I know, too mundane right? This is my golden ticket when under pressure to cook fish for the inlaws. Please trust me that this will bring out the subtle flavors in fresh fish, AND it's a recipe difficult to fumble. The milk and mayo making the dish resilient to over cooking. Avoid skim milk, and know that the breadcrumb layer is wide open to inprov. Yum. Love you! - WAM
Two words, much as I hate to say them: Cook's Illustrated. It's pedantic and totally humorless (is that redundant?), but the recipes are no-fail on their own. And then if you wonder why they're doing what they're doing...well, the totally boring article that goes with the recipe explains. And then there's occasionally some odd little drawing showing egg proteins getting all jiggy.
Subscribe. It comes every two months, so it's not overwhelming. Each issue will have at least one thing you're vaguely interested in cooking.
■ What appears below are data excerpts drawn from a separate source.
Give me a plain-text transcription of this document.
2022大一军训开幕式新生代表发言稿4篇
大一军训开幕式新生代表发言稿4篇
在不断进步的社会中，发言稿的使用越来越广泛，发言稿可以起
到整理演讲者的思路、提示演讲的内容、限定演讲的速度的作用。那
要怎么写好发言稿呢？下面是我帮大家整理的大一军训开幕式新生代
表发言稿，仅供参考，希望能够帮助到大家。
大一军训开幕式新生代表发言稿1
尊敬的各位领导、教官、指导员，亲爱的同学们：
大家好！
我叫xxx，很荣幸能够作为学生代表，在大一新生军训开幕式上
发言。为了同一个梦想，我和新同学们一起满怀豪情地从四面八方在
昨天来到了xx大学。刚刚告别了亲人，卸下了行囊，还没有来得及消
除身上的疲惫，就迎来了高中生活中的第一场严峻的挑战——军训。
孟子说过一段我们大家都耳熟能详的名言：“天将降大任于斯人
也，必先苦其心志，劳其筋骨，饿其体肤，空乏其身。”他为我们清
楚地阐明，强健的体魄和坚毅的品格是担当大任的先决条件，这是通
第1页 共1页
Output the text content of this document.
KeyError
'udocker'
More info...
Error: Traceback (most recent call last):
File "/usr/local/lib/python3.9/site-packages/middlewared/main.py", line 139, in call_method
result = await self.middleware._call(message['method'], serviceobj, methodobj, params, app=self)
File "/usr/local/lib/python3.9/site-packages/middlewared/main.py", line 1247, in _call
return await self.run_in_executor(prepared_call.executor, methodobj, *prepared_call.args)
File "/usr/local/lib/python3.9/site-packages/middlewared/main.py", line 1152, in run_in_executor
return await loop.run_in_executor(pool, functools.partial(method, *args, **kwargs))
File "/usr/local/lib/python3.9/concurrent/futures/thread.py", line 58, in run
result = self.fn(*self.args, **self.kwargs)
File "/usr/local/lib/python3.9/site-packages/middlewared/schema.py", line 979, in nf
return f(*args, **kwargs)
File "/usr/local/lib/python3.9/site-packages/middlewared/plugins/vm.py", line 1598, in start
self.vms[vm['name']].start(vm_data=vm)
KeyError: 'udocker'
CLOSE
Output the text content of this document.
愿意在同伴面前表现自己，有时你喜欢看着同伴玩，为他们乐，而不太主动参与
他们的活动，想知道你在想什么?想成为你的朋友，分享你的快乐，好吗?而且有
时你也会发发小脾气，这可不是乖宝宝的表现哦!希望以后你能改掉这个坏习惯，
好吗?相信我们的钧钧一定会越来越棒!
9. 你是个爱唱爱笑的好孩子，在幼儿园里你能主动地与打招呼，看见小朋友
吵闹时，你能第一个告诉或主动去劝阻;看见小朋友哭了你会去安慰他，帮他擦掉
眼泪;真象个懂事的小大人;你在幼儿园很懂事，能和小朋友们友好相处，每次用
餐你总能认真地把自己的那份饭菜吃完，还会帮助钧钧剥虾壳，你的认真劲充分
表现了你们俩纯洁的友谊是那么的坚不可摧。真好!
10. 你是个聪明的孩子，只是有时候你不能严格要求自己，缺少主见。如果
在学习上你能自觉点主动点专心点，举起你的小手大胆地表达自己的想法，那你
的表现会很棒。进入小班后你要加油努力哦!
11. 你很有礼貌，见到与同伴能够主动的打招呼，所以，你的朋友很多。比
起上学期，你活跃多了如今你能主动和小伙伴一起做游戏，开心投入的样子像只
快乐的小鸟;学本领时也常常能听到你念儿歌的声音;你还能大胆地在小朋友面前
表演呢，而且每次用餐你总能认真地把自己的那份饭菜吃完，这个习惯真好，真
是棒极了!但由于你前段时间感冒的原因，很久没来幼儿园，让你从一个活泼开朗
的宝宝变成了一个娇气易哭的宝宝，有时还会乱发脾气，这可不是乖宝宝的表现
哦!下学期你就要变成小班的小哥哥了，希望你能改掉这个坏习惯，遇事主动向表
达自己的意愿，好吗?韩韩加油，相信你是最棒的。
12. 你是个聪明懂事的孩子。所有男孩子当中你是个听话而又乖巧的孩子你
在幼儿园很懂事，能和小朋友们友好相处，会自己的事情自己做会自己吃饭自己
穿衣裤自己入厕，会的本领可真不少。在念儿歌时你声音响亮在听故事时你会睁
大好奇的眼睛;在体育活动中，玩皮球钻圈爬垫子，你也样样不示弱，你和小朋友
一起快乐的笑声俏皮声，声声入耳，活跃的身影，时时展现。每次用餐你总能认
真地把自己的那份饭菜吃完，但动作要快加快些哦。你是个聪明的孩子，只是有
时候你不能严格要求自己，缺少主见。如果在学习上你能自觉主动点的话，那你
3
And you're heading into summer, when basically things don't really need much cooking. So you can get in the habit of grocery shopping, followed by, say, quickie salad and pasta assembly, in the next few months. And then when the cold weather hits, it won't seem like such a huge undertaking to shop _and_ put something on the stove.
And, uh, by then my cookbook should be out! Which, well...it won't solve all your problems. But it might make you laugh.
Also, I want to see you fold a fitted sheet! Do you do that at parties?
i see the nazis are back blokkin stuff done poasted on the blog but not keeping in lyne wif the politiks of this purtikular person.
Warren and Zora: THANK YOU. You guys are awesome and helpful and make something that I totally suck at seem doable. For that, you have my undying lurve. Also: Breadcrumb Layer AND Jiggy Egg Protein would both make excellent band names.
Zora: I can't wait to get your cookbook. How's this: I pick up your cookbook, and as a show of appreciation for your creating such a fine contribution to publishing and putting more deliciousness into the world, I'll fold a fitted sheet for you. It's only proper.
OK, can anyone translate the comment just above? It's amazing, right? Usually this dear reader is actually trying to say something, but I'm coming up empty here. And I haven't blocked anything in ages, so I don't get it. Any ideas?
(I meant, can anyone translate the comment above mine, the one from the Anonymous reader. Not the comment I made in the paragraph above the one in which I asked for translation. Unless the one I wrote makes no sense, in which case feel free to translate that one too. You know what? Never mind.)
Are you close personal friends with Ali G?
Ha! How awesome would that be? If I were friends with Ali G, I absolutely would have insisted on him letting me be present during the Andy Rooney Incident.
I've really got nothing to share to help you out, after all MyJosh left my engagement ring sitting next to Saran Wrap for 2 weeks and I didn't even notice. Marla, you don't have TheGift and that's o.k. That being said, my super secret (well, not so much anymore) birthday wish every year is to have Ina Garten show up on my doorstep with freshly made salmon cakes and ask me to move in her with her and Jeffrey.
I think Anonymous had spelled "the" wrong - it's really spelled "da."